The agreement between the Nashville Fair Board of Commissioners and Speedway Motorsports to bring NASCAR back to Fairgrounds Speedway remains in limbo until a new mayor takes office early next month.
Terms were agreed upon by both parties but it requires three readings over the course of several fair board meetings before it can be passed to the sports authority and city council for additional votes. The mayor would then have the option to sign the agreement into ratification.
John Cooper, the current mayor supportive of the agreement, did not seek reelection and leaves the final decision to his successor.
There is a runoff election scheduled for Thursday between Freddie O’Connell and Alice Rolli. An Axios report earlier in the summer detailed where both candidates stand on the current proposal:
Freddie O’Connell
“As with any deal presented to me, I will review it carefully, but I will say this: as I review a budget that doesn’t do as much as it should for public employees — including first responders — or transit, accepting another offer from the CVC and state for a tourism-focused endeavor at a local public facility is not my priority.”
Alice Rolli
“In 2011 more than 70% of Nashville voters supported a charter amendment to protect racing at our fairgrounds. While the will of the voters may be an inconvenient truth for many developers in our city, their voices matter to me. The Bristol Motor Speedway proposal appears to deliver on the promise of improving safety, lowering noise, and reducing the long term financial obligation of the city — and for these reasons, I support it.”
Axios
In the meanwhile, the fair board has continued its work to determine what would happen to the current leaseholder, Track Enterprises president Bob Sargent, should an agreement with Speedway Motorsports come to fruition.
First, there is already a provision in the agreement with Track Enterprises that will immediately transfer the lease to Speedway Motorsports should that deal reach approval. That was detailed on Tuesday by madam chair Dr. Sheri Weiner.
“We already kind of put that in place and I know that there’s already a relationship and a working relationship between Track Enterprises and (Speedway Motorsports),” Weiner said.”So as far as that transition, we’ve already discussed that and built a termination into this agreement in anticipation of if (Speedway Motorsports) gets approved.”
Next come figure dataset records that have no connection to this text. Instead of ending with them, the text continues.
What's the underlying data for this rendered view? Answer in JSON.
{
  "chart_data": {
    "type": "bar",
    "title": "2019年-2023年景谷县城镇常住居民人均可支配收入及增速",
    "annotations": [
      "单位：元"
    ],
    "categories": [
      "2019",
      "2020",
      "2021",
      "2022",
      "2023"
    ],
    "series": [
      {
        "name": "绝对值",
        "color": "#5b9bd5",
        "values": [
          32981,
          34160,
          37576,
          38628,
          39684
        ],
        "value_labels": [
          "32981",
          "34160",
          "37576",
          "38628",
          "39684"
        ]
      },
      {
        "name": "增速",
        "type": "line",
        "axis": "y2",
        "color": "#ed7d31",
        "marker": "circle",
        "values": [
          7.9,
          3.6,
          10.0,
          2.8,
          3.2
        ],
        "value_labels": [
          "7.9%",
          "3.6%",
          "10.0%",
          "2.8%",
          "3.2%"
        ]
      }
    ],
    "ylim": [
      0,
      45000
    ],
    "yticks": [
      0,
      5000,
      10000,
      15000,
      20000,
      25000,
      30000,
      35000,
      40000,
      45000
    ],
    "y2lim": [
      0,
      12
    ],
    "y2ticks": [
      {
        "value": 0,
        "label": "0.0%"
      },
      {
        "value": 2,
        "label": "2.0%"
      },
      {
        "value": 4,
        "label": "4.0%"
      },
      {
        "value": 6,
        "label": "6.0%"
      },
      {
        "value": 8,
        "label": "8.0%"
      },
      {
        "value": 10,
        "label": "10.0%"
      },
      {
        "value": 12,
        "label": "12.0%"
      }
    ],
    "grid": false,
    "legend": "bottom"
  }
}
Read more: Nashville fair board to fine Speedway leaseholder for noise violations
Speedway Motorsports lawyer Matthew Kuhn says his group would be open to working with Track Enterprises and Bob Sargent.
“I think so,” Kuhn said, when asked by the board. “We have a great working relationship with Bob and we think he does a great job.”
An agreement could be fashioned in a way where Track Enterprises would continue to manage the monthly, local and regional racing schedule while Speedway Motorsports oversees the NASCAR component.
Meanwhile, Kuhn says Speedway Motorsports does not intend for the $100 million renovation project to disrupt the monthly racing schedule at the downtown short track.
“It’s really up in the air and it depends on a lot of factors like when we get approval and what time of year it is,” Kuhn said. “We’ve made commitments that we’re going to do everything in our power to make sure that we continually hold races and phase the redevelopment accordingly so that we can do that.
“But it’s really, we’ve been saying 18 months to 24 months, that’s what my construction people tell me. So that’s kind of what I’ve been working off of.”
In the current agreement, Speedway Motorsports has agreed to cover the $6 million in design costs, $6 million in pre-development expenses and all improvement cost overruns. The State of Tennessee is providing a $17 million grant while the Nashville Convention and Visitors Corporation would pay $17 million for the use of the speedway and tourism promotion activities.
Speedway Motorsports would pay $1 million in annual rent with a one percent escalator, $650,000 in Convention and Visitors Corporation rent payments, ticket tax revenue, a share of gross revenue and concessions, facility sponsorship payments up to $600,000 per year with a one percent escalator and 10 percent of facility naming rights net revenue.
Nashville Fairgrounds Speedway would host, on average, a Cup Series race every other year as part of the 10 race event weekends it is permitted to host annually.